The average of 7 consecutive whole numbers is 7. Then 1 is added to the first number, 2 is added to the second number, 3 is added to the third number, and so on. What is the average of the seven new numbers? Use the variable n to solve.
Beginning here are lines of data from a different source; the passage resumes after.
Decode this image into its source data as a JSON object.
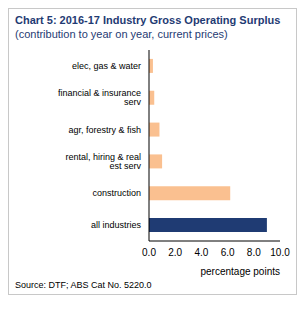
{
  "chart_data": {
    "type": "bar",
    "orientation": "horizontal",
    "title": "Chart 5: 2016-17 Industry Gross Operating Surplus",
    "subtitle": "(contribution to year on year, current prices)",
    "categories": [
      "elec, gas & water",
      "financial & insurance serv",
      "agr, forestry & fish",
      "rental, hiring & real est serv",
      "construction",
      "all industries"
    ],
    "values": [
      0.3,
      0.4,
      0.8,
      1.0,
      6.2,
      9.0
    ],
    "colors": [
      "#fac090",
      "#fac090",
      "#fac090",
      "#fac090",
      "#fac090",
      "#1f3b73"
    ],
    "xlabel": "percentage points",
    "xlim": [
      0,
      10
    ],
    "xticks": [
      {
        "value": 0,
        "label": "0.0"
      },
      {
        "value": 2,
        "label": "2.0"
      },
      {
        "value": 4,
        "label": "4.0"
      },
      {
        "value": 6,
        "label": "6.0"
      },
      {
        "value": 8,
        "label": "8.0"
      },
      {
        "value": 10,
        "label": "10.0"
      }
    ],
    "grid": false,
    "source": "Source: DTF; ABS Cat No. 5220.0"
  }
}
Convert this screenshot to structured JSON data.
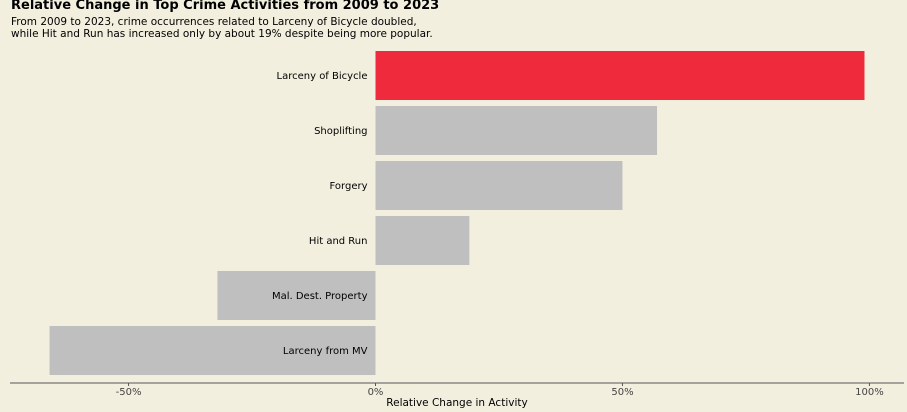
{
  "title": "Relative Change in Top Crime Activities from 2009 to 2023",
  "subtitle": "From 2009 to 2023, crime occurrences related to Larceny of Bicycle doubled,\nwhile Hit and Run has increased only by about 19% despite being more popular.",
  "colors": {
    "background": "#f3efdf",
    "highlight": "#ee2a3c",
    "default_bar": "#bfbfbf",
    "axis": "#555555"
  },
  "chart_data": {
    "type": "bar",
    "orientation": "horizontal",
    "categories": [
      "Larceny of Bicycle",
      "Shoplifting",
      "Forgery",
      "Hit and Run",
      "Mal. Dest. Property",
      "Larceny from MV"
    ],
    "values": [
      99,
      57,
      50,
      19,
      -32,
      -66
    ],
    "highlight": [
      "Larceny of Bicycle"
    ],
    "xlabel": "Relative Change in Activity",
    "ylabel": "",
    "xlim": [
      -74,
      107
    ],
    "xticks": [
      -50,
      0,
      50,
      100
    ],
    "xtick_labels": [
      "-50%",
      "0%",
      "50%",
      "100%"
    ],
    "grid": false
  }
}
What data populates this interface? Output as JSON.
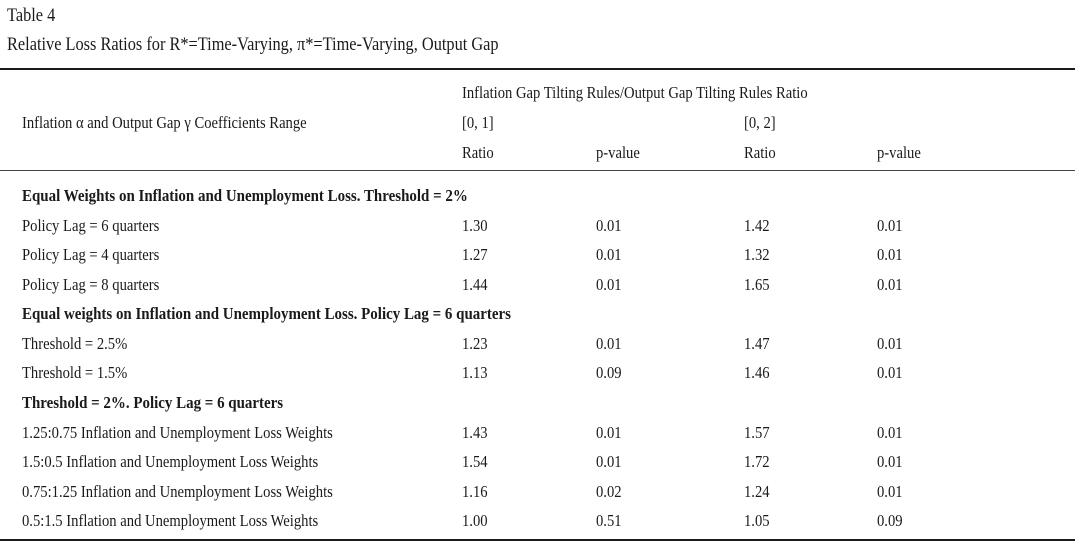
{
  "table_label": "Table 4",
  "table_title": "Relative Loss Ratios for R*=Time-Varying, π*=Time-Varying, Output Gap",
  "header": {
    "row_label": "Inflation α and Output Gap γ Coefficients Range",
    "group_label": "Inflation Gap Tilting Rules/Output Gap Tilting Rules Ratio",
    "range_1": "[0, 1]",
    "range_2": "[0, 2]",
    "col_ratio_1": "Ratio",
    "col_pvalue_1": "p-value",
    "col_ratio_2": "Ratio",
    "col_pvalue_2": "p-value"
  },
  "sections": [
    {
      "title": "Equal Weights on Inflation and Unemployment Loss. Threshold = 2%",
      "rows": [
        {
          "label": "Policy Lag = 6 quarters",
          "ratio1": "1.30",
          "p1": "0.01",
          "ratio2": "1.42",
          "p2": "0.01"
        },
        {
          "label": "Policy Lag = 4 quarters",
          "ratio1": "1.27",
          "p1": "0.01",
          "ratio2": "1.32",
          "p2": "0.01"
        },
        {
          "label": "Policy Lag = 8 quarters",
          "ratio1": "1.44",
          "p1": "0.01",
          "ratio2": "1.65",
          "p2": "0.01"
        }
      ]
    },
    {
      "title": "Equal weights on Inflation and Unemployment Loss. Policy Lag = 6 quarters",
      "rows": [
        {
          "label": "Threshold = 2.5%",
          "ratio1": "1.23",
          "p1": "0.01",
          "ratio2": "1.47",
          "p2": "0.01"
        },
        {
          "label": "Threshold = 1.5%",
          "ratio1": "1.13",
          "p1": "0.09",
          "ratio2": "1.46",
          "p2": "0.01"
        }
      ]
    },
    {
      "title": "Threshold = 2%. Policy Lag = 6 quarters",
      "rows": [
        {
          "label": "1.25:0.75 Inflation and Unemployment Loss Weights",
          "ratio1": "1.43",
          "p1": "0.01",
          "ratio2": "1.57",
          "p2": "0.01"
        },
        {
          "label": "1.5:0.5 Inflation and Unemployment Loss Weights",
          "ratio1": "1.54",
          "p1": "0.01",
          "ratio2": "1.72",
          "p2": "0.01"
        },
        {
          "label": "0.75:1.25 Inflation and Unemployment Loss Weights",
          "ratio1": "1.16",
          "p1": "0.02",
          "ratio2": "1.24",
          "p2": "0.01"
        },
        {
          "label": "0.5:1.5 Inflation and Unemployment Loss Weights",
          "ratio1": "1.00",
          "p1": "0.51",
          "ratio2": "1.05",
          "p2": "0.09"
        }
      ]
    }
  ]
}
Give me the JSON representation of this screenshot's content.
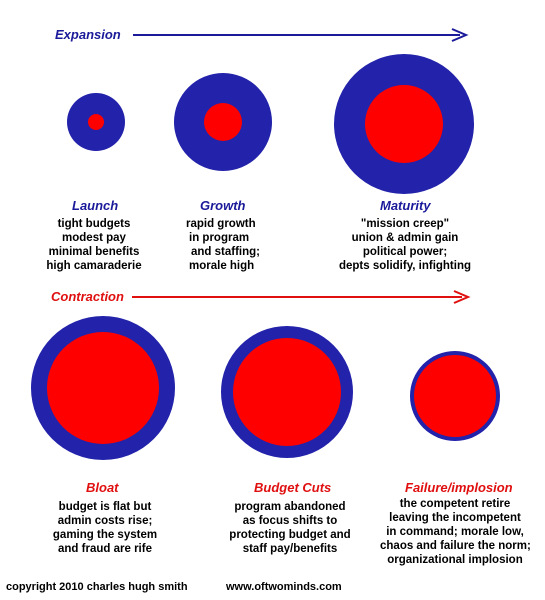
{
  "colors": {
    "outer_ring": "#2222aa",
    "inner_core": "#ff0000",
    "expansion_text": "#1a1a9a",
    "contraction_text": "#e01010",
    "arrow_expansion": "#1a1a9a",
    "arrow_contraction": "#e01010"
  },
  "phases": {
    "expansion": {
      "label": "Expansion"
    },
    "contraction": {
      "label": "Contraction"
    }
  },
  "stages": [
    {
      "title": "Launch",
      "lines": [
        "tight budgets",
        "modest pay",
        "minimal benefits",
        "high camaraderie"
      ]
    },
    {
      "title": "Growth",
      "lines": [
        "rapid growth",
        "in program",
        "and staffing;",
        "morale high"
      ]
    },
    {
      "title": "Maturity",
      "lines": [
        "\"mission creep\"",
        "union & admin gain",
        "political power;",
        "depts solidify, infighting"
      ]
    },
    {
      "title": "Bloat",
      "lines": [
        "budget is flat but",
        "admin costs rise;",
        "gaming the system",
        "and fraud are rife"
      ]
    },
    {
      "title": "Budget Cuts",
      "lines": [
        "program abandoned",
        "as focus shifts to",
        "protecting budget and",
        "staff pay/benefits"
      ]
    },
    {
      "title": "Failure/implosion",
      "lines": [
        "the competent retire",
        "leaving the incompetent",
        "in command; morale low,",
        "chaos and failure the norm;",
        "organizational implosion"
      ]
    }
  ],
  "footer": {
    "copyright": "copyright 2010  charles hugh smith",
    "website": "www.oftwominds.com"
  }
}
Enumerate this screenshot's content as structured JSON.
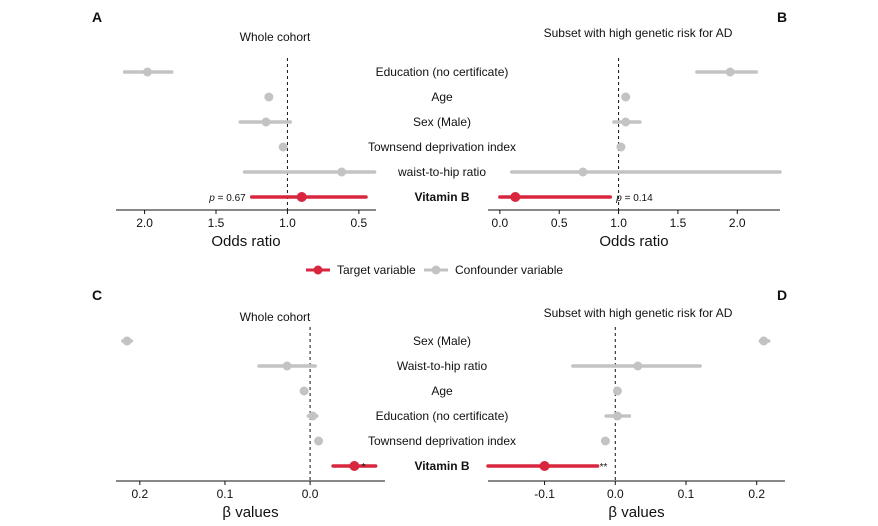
{
  "legend": {
    "target_label": "Target variable",
    "confounder_label": "Confounder variable",
    "target_color": "#d7263d",
    "confounder_color": "#c3c3c3"
  },
  "chart_data": [
    {
      "panel": "A",
      "type": "forest",
      "title": "Whole cohort",
      "xlabel": "Odds ratio",
      "x_reversed": true,
      "xlim": [
        2.2,
        0.38
      ],
      "reference_x": 1.0,
      "ticks": [
        2.0,
        1.5,
        1.0,
        0.5
      ],
      "tick_labels": [
        "2.0",
        "1.5",
        "1.0",
        "0.5"
      ],
      "annotation": "p = 0.67",
      "rows": [
        {
          "label": "Education (no certificate)",
          "estimate": 1.98,
          "lo": 1.81,
          "hi": 2.14,
          "type": "confounder"
        },
        {
          "label": "Age",
          "estimate": 1.13,
          "lo": 1.13,
          "hi": 1.13,
          "type": "confounder"
        },
        {
          "label": "Sex (Male)",
          "estimate": 1.15,
          "lo": 0.98,
          "hi": 1.33,
          "type": "confounder"
        },
        {
          "label": "Townsend deprivation index",
          "estimate": 1.03,
          "lo": 1.03,
          "hi": 1.03,
          "type": "confounder"
        },
        {
          "label": "waist-to-hip ratio",
          "estimate": 0.62,
          "lo": 0.39,
          "hi": 1.3,
          "type": "confounder"
        },
        {
          "label": "Vitamin B",
          "estimate": 0.9,
          "lo": 0.45,
          "hi": 1.25,
          "type": "target"
        }
      ]
    },
    {
      "panel": "B",
      "type": "forest",
      "title": "Subset with high genetic risk for AD",
      "xlabel": "Odds ratio",
      "x_reversed": false,
      "xlim": [
        -0.1,
        2.36
      ],
      "reference_x": 1.0,
      "ticks": [
        0.0,
        0.5,
        1.0,
        1.5,
        2.0
      ],
      "tick_labels": [
        "0.0",
        "0.5",
        "1.0",
        "1.5",
        "2.0"
      ],
      "annotation": "p = 0.14",
      "rows": [
        {
          "label": "Education (no certificate)",
          "estimate": 1.94,
          "lo": 1.66,
          "hi": 2.16,
          "type": "confounder"
        },
        {
          "label": "Age",
          "estimate": 1.06,
          "lo": 1.06,
          "hi": 1.06,
          "type": "confounder"
        },
        {
          "label": "Sex (Male)",
          "estimate": 1.06,
          "lo": 0.96,
          "hi": 1.18,
          "type": "confounder"
        },
        {
          "label": "Townsend deprivation index",
          "estimate": 1.02,
          "lo": 1.02,
          "hi": 1.02,
          "type": "confounder"
        },
        {
          "label": "waist-to-hip ratio",
          "estimate": 0.7,
          "lo": 0.1,
          "hi": 2.36,
          "type": "confounder"
        },
        {
          "label": "Vitamin B",
          "estimate": 0.13,
          "lo": 0.0,
          "hi": 0.93,
          "type": "target"
        }
      ]
    },
    {
      "panel": "C",
      "type": "forest",
      "title": "Whole cohort",
      "xlabel": "β values",
      "x_reversed": true,
      "xlim": [
        0.228,
        -0.088
      ],
      "reference_x": 0.0,
      "ticks": [
        0.2,
        0.1,
        0.0
      ],
      "tick_labels": [
        "0.2",
        "0.1",
        "0.0"
      ],
      "annotation": "*",
      "rows": [
        {
          "label": "Sex (Male)",
          "estimate": 0.215,
          "lo": 0.21,
          "hi": 0.22,
          "type": "confounder"
        },
        {
          "label": "Waist-to-hip ratio",
          "estimate": 0.027,
          "lo": -0.006,
          "hi": 0.06,
          "type": "confounder"
        },
        {
          "label": "Age",
          "estimate": 0.007,
          "lo": 0.007,
          "hi": 0.007,
          "type": "confounder"
        },
        {
          "label": "Education (no certificate)",
          "estimate": -0.003,
          "lo": -0.008,
          "hi": 0.002,
          "type": "confounder"
        },
        {
          "label": "Townsend deprivation index",
          "estimate": -0.01,
          "lo": -0.01,
          "hi": -0.01,
          "type": "confounder"
        },
        {
          "label": "Vitamin B",
          "estimate": -0.052,
          "lo": -0.077,
          "hi": -0.027,
          "type": "target"
        }
      ]
    },
    {
      "panel": "D",
      "type": "forest",
      "title": "Subset with high genetic risk for AD",
      "xlabel": "β values",
      "x_reversed": false,
      "xlim": [
        -0.18,
        0.24
      ],
      "reference_x": 0.0,
      "ticks": [
        -0.1,
        0.0,
        0.1,
        0.2
      ],
      "tick_labels": [
        "-0.1",
        "0.0",
        "0.1",
        "0.2"
      ],
      "annotation": "**",
      "rows": [
        {
          "label": "Sex (Male)",
          "estimate": 0.21,
          "lo": 0.205,
          "hi": 0.217,
          "type": "confounder"
        },
        {
          "label": "Waist-to-hip ratio",
          "estimate": 0.032,
          "lo": -0.06,
          "hi": 0.12,
          "type": "confounder"
        },
        {
          "label": "Age",
          "estimate": 0.003,
          "lo": 0.003,
          "hi": 0.003,
          "type": "confounder"
        },
        {
          "label": "Education (no certificate)",
          "estimate": 0.003,
          "lo": -0.013,
          "hi": 0.02,
          "type": "confounder"
        },
        {
          "label": "Townsend deprivation index",
          "estimate": -0.014,
          "lo": -0.014,
          "hi": -0.014,
          "type": "confounder"
        },
        {
          "label": "Vitamin B",
          "estimate": -0.1,
          "lo": -0.18,
          "hi": -0.025,
          "type": "target"
        }
      ]
    }
  ]
}
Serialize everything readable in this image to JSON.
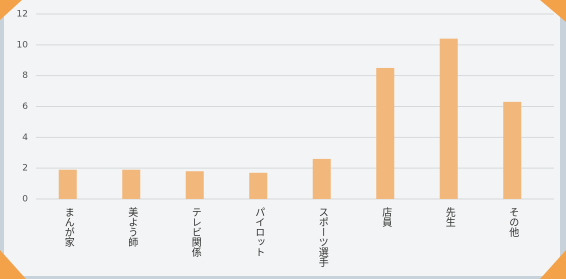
{
  "chart_data": {
    "type": "bar",
    "categories": [
      "まんが家",
      "美よう師",
      "テレビ関係",
      "パイロット",
      "スポーツ選手",
      "店員",
      "先生",
      "その他"
    ],
    "values": [
      1.9,
      1.9,
      1.8,
      1.7,
      2.6,
      8.5,
      10.4,
      6.3
    ],
    "color": "#f2b77a",
    "ylim": [
      0,
      12
    ],
    "yticks": [
      0,
      2,
      4,
      6,
      8,
      10,
      12
    ],
    "grid": true
  }
}
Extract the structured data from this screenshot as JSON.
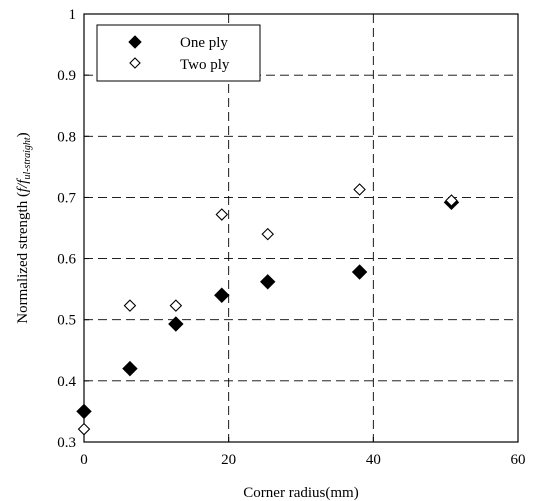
{
  "chart_data": {
    "type": "scatter",
    "title": "",
    "xlabel": "Corner radius(mm)",
    "ylabel_main": "Normalized strength (",
    "ylabel_f": "f/f",
    "ylabel_sub": "ul-straight",
    "ylabel_end": ")",
    "xlim": [
      0,
      60
    ],
    "ylim": [
      0.3,
      1.0
    ],
    "xticks": [
      0,
      20,
      40,
      60
    ],
    "xtick_labels": [
      "0",
      "20",
      "40",
      "60"
    ],
    "yticks": [
      0.3,
      0.4,
      0.5,
      0.6,
      0.7,
      0.8,
      0.9,
      1.0
    ],
    "ytick_labels": [
      "0.3",
      "0.4",
      "0.5",
      "0.6",
      "0.7",
      "0.8",
      "0.9",
      "1"
    ],
    "grid": "dashed",
    "legend_position": "top-left",
    "series": [
      {
        "name": "One ply",
        "marker": "filled-diamond",
        "color": "#000000",
        "points": [
          [
            0,
            0.35
          ],
          [
            6.35,
            0.42
          ],
          [
            12.7,
            0.493
          ],
          [
            19.05,
            0.54
          ],
          [
            25.4,
            0.562
          ],
          [
            38.1,
            0.578
          ],
          [
            50.8,
            0.692
          ]
        ]
      },
      {
        "name": "Two ply",
        "marker": "open-diamond",
        "color": "#000000",
        "points": [
          [
            0,
            0.321
          ],
          [
            6.35,
            0.523
          ],
          [
            12.7,
            0.523
          ],
          [
            19.05,
            0.672
          ],
          [
            25.4,
            0.64
          ],
          [
            38.1,
            0.713
          ],
          [
            50.8,
            0.695
          ]
        ]
      }
    ]
  }
}
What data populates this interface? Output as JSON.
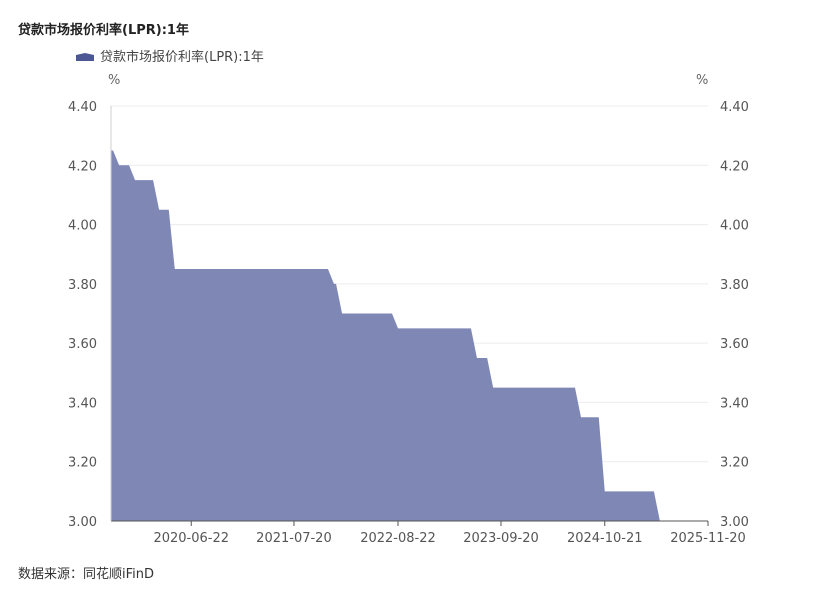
{
  "chart_data": {
    "type": "area",
    "title": "贷款市场报价利率(LPR):1年",
    "legend_position": "top-left",
    "color": "#7f88b5",
    "legend_color": "#4c5796",
    "grid": true,
    "y_unit_left": "%",
    "y_unit_right": "%",
    "ylim": [
      3.0,
      4.4
    ],
    "yticks": [
      "3.00",
      "3.20",
      "3.40",
      "3.60",
      "3.80",
      "4.00",
      "4.20",
      "4.40"
    ],
    "xlim": [
      "2019-08-20",
      "2025-11-20"
    ],
    "xticks": [
      "2020-06-22",
      "2021-07-20",
      "2022-08-22",
      "2023-09-20",
      "2024-10-21",
      "2025-11-20"
    ],
    "series": [
      {
        "name": "贷款市场报价利率(LPR):1年",
        "x": [
          "2019-08-20",
          "2019-09-20",
          "2019-11-20",
          "2020-02-20",
          "2020-04-20",
          "2021-12-20",
          "2022-01-20",
          "2022-08-22",
          "2023-06-20",
          "2023-08-21",
          "2024-07-22",
          "2024-10-21",
          "2025-05-20",
          "2025-11-20"
        ],
        "y": [
          4.25,
          4.2,
          4.15,
          4.05,
          3.85,
          3.8,
          3.7,
          3.65,
          3.55,
          3.45,
          3.35,
          3.1,
          3.0,
          3.0
        ]
      }
    ]
  },
  "source": "数据来源：同花顺iFinD"
}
Let n be the first number.

Let's use the variable n to represent the first number.

The seven consecutive whole numbers can be represented as: n, n+1, n+2, n+3, n+4, n+5, n+6.

We know that the average of these numbers is 7, so:

(n + n+1 + n+2 + n+3 + n+4 + n+5 + n+6) / 7 = 7

Multiplying both sides of the equation by 7 gives us:

7n + 7(n+1) + 7(n+2) + 7(n+3) + 7(n+4) + 7(n+5) + 7(n+6) = 7 * 7

Simplifying both sides of the equation gives us:

7n + 7n + 7 + 14n + 21 + 21n + 42 + 28n + 49 + 35n + 70 + 42n + 84 = 49

Combine like terms:

147n + 273 = 49

Subtract 273 from both sides of the equation:

147n = 49 - 273

147n = -224

Now, divide both sides of the equation by 147:

n = -224 / 147

Simplifying the fraction gives us:

n ≈ -1.52

Therefore, the first number is approximately -1.52.

Adding 1, 2, 3, 4, 5, 6, and 7 respectively to each of the numbers n, n+1, n+2, n+3, n+4, n+5, n+6, we get:

n = -1.52
n+1 = -0.52
n+2 = 0.48
n+3 = 1.48
n+4 = 2.48
n+5 = 3.48
n+6 = 4.48

The average of these numbers can be calculated by adding them together and dividing by 7:

(-1.52 + -0.52 + 0.48 + 1.48 + 2.48 + 3.48 + 4.48) / 7

= (10.88) / 7

= 1.55 (rounded to two decimal places)

Therefore, the average of the seven new numbers is approximately 1.55.